Maroon must be reading some polling data that isn't in his favor, now he wants to sit down and discuss the new bridge.
It's unlikely that another bridge to Canada would put the Ambassador Bridge out of business, but Dan Stamper, president of the Ambassador Bridge Company, said the company does take issue with the way Governor Rick Snyder and the Canadian government have been working to overcome or change existing law, use subsidies and give little attention to the cost of the New International Trade Crossing.
"To use all the luxuries of government to try to kill a business that's been in business since 1927 ... is just wrong," Mr. Stamper told reporters, adding that the company was prepared to sit down and talk about how to do a project without using all of the "luxuries."
In responding to Mr. Stamper's suggestion to sit down with Mr. Snyder, his spokesperson Sara Wurfel said as she recalls, that's how it began, "and it was clear there was not a lot of room," she said. "It's also been very clear where (the Morouns are) at with it."

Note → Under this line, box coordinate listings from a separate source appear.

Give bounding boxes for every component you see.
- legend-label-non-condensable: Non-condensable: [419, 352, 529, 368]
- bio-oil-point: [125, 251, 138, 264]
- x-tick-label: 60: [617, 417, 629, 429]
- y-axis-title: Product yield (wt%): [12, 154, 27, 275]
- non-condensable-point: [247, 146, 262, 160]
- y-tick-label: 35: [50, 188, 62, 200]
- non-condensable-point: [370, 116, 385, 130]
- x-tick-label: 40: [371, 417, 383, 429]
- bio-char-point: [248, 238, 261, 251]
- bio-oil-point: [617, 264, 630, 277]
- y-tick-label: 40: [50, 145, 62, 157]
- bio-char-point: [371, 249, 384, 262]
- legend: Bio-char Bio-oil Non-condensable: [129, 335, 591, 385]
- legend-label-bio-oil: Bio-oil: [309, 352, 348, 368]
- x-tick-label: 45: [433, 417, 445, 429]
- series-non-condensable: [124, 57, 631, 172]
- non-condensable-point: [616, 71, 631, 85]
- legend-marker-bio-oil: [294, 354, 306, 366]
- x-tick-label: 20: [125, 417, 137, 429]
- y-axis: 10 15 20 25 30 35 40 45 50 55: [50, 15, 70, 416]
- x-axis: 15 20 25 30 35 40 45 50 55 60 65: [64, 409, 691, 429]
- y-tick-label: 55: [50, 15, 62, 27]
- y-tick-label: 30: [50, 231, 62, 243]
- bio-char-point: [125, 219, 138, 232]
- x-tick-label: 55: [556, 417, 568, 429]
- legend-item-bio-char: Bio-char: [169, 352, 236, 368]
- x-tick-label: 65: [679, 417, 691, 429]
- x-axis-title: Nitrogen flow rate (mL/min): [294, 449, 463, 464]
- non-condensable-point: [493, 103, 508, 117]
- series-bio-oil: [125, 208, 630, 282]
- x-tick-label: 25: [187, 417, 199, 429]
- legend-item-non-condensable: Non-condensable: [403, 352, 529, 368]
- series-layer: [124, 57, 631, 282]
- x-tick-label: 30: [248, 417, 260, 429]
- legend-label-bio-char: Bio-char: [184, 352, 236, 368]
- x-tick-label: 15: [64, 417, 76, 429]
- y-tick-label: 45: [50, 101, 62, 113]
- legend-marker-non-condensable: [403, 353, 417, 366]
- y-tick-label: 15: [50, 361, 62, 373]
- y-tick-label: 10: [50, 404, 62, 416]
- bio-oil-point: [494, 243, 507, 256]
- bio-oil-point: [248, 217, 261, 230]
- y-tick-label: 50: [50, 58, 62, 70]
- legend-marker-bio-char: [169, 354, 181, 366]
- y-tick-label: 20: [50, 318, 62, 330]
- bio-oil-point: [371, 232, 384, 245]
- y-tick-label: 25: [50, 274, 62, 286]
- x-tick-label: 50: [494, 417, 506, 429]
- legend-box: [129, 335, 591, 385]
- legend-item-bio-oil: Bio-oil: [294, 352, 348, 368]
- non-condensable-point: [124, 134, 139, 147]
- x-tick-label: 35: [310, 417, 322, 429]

The press conference came about an hour before Mr. Snyder kicked off a "Yes on 1 No on the Rest" ballot proposal bus tour, which began in Grand Rapids on Monday. Ms. Wurfel said the tour would be headed up to Traverse City on Monday and to Marquette and Lansing on Tuesday. On Wednesday, the tour will hit Howell, Saginaw and Flint and then wrap up in Southeast Michigan (Livonia, Sterling Heights, Pontiac and Detroit) on Thursday.
During that first event (see related story), Mr. Snyder said he wanted the Ambassador Bridge to be viable.